Yeah, as I said I got the idea of integrating odd functions between -a and a, thank you very much. I solved my problem.

That $$2\int u e^{-u} du$$ should be a $$\frac{1}{2}\int u e^{-u} du$$ I think halls.

I tried to tell that I already did that substitution in my posting number 4. But I couldn't evaluate that integral either. I mistakenly argued that since $$u=x^2$$, I can say that u is always positive and the integral is equal to $$\int_{0}^{\infty}u e^{-u}du$$ (which happens to be the $$\Gamma$$ function). Then I realized that although $$u$$ is positive, $$du$$ is not. So it is still an odd function. Everything is fine now.

HallsofIvy
Homework Helper
That $$2\int u e^{-u} du$$ should be a $$\frac{1}{2}\int u e^{-u} du$$ I think halls.

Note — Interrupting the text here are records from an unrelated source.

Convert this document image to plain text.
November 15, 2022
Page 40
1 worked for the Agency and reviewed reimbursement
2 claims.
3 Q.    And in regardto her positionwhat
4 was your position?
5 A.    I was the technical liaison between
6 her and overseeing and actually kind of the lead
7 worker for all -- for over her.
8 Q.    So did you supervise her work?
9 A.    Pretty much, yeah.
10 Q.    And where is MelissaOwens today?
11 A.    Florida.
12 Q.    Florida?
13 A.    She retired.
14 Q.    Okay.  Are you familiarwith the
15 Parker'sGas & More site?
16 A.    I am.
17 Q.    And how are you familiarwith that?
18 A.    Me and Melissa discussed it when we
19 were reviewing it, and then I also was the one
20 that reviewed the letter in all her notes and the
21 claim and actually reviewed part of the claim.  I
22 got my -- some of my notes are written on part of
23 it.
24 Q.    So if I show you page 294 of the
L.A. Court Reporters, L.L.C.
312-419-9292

Yes, of course it is. I think I'll pretend the LaTex messed up!

Yeah, as I said I got the idea of integrating odd functions between -a and a, thank you very much. I solved my problem.

I tried to tell that I already did that substitution in my posting number 4. But I couldn't evaluate that integral either. I mistakenly argued that since $$u=x^2$$, I can say that u is always positive and the integral is equal to $$\int_{0}^{\infty}u e^{-u}du$$ (which happens to be the $$\Gamma$$ function). Then I realized that although $$u$$ is positive, $$du$$ is not. So it is still an odd function. Everything is fine now.

In fact, if you had converted the limits of integration to u when you changed variables, you would have found you were integrating from infinity to infinity! What is the integral of any function from a to a?

In fact, if you had converted the limits of integration to u when you changed variables, you would have found you were integrating from infinity to infinity! What is the integral of any function from a to a?